Lucio Bukowski sort Oderunt Poetas

« Je n’attends pas mon heure, j’établis juste mon propre fuseau horaire. » Avec ce qui doit être son vingtième disque ou presque depuis mars 2010, Lucio Bukowski est parfois perçu comme un stakhanoviste (CF notre bilan de l’an dernier), et il le sait. C’est peut-être pour cela qu’il rétorque ces quelques mots sur Oderunt Poetas, son dernier album en date, sorti en ce mois de juin. Comme pour bien dire qu’il s’adressera autant de fois qu’il lui semblera nécessaire à ceux qui haïssent les poètes. Ici, c’est treize pistes durant, réalisées avec le pilier de L’Animalerie, le beatmaker Oster Lapwass.

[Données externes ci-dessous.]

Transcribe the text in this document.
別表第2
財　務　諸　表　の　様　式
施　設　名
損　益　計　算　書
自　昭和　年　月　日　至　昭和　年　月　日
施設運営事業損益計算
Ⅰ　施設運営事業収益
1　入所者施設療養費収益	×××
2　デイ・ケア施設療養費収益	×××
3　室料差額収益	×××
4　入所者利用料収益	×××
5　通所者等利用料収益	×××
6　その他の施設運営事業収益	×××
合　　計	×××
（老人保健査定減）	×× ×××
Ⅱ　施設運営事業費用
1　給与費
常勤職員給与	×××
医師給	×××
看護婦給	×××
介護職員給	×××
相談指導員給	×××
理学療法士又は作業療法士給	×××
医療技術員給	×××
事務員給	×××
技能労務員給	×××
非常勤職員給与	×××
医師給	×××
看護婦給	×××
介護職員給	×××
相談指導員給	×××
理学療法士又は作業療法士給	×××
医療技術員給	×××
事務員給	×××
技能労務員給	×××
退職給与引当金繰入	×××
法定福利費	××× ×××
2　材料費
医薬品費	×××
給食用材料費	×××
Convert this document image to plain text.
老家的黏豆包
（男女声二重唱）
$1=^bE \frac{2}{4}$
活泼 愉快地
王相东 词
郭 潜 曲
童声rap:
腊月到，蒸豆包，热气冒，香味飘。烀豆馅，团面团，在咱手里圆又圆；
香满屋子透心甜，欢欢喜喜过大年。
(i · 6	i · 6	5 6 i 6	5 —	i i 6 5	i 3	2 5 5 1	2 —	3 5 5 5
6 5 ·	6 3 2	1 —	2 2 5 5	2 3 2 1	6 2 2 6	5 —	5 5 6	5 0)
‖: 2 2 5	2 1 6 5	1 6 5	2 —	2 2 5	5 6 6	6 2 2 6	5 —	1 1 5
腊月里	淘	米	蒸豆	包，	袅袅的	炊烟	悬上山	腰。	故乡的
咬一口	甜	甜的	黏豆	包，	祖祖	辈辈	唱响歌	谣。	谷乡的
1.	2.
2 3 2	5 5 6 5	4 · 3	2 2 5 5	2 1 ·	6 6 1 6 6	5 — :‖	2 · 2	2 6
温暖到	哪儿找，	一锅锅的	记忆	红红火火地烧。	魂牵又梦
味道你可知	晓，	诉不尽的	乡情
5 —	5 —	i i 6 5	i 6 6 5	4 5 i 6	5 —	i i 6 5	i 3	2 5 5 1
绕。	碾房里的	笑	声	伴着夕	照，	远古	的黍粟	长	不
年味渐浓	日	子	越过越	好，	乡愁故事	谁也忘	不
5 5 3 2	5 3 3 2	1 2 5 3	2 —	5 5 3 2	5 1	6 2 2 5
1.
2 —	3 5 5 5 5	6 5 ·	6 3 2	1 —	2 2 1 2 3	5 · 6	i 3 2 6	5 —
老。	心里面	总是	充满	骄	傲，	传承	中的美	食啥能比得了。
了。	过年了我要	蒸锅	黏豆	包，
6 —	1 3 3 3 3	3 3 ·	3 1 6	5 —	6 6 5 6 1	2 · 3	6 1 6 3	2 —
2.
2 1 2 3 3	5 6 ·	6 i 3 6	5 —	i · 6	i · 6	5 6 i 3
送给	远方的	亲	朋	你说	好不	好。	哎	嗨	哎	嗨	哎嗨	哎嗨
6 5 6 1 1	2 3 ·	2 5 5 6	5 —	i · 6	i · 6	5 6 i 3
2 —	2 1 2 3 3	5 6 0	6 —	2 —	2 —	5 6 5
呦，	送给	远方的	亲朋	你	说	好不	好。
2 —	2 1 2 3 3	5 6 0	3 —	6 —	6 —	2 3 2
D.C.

Et dans un habituel empilement de références, préférant les tapis persans et le single malt aux ambiances merdiques des clubs (l’excellent « Kejserens Nye Klaeder »), épaulé par Nikkfurie et rappant au milieu des oeuvres de Yoann Merienne, Lucio Bukowski continue de travailler son art raffiné, définitivement acide et toujours un tant soit peu misanthrope. Notamment celui dédié à un monde peuplé d’ecchymoses et qui se spécialise dans les comportements anesthésiants. Peut-être pour cela que le clip d’ « Eau en poudre » convoque John Carpenter et les messages subliminaux d’Invasion Los Angeles. Et si la productivité du rappeur de L’Animalerie force autant le respect qu’elle peut le rendre difficile à suivre, une chose est sûre : elle est l’une des meilleures paires de lunettes de vue du rap actuel.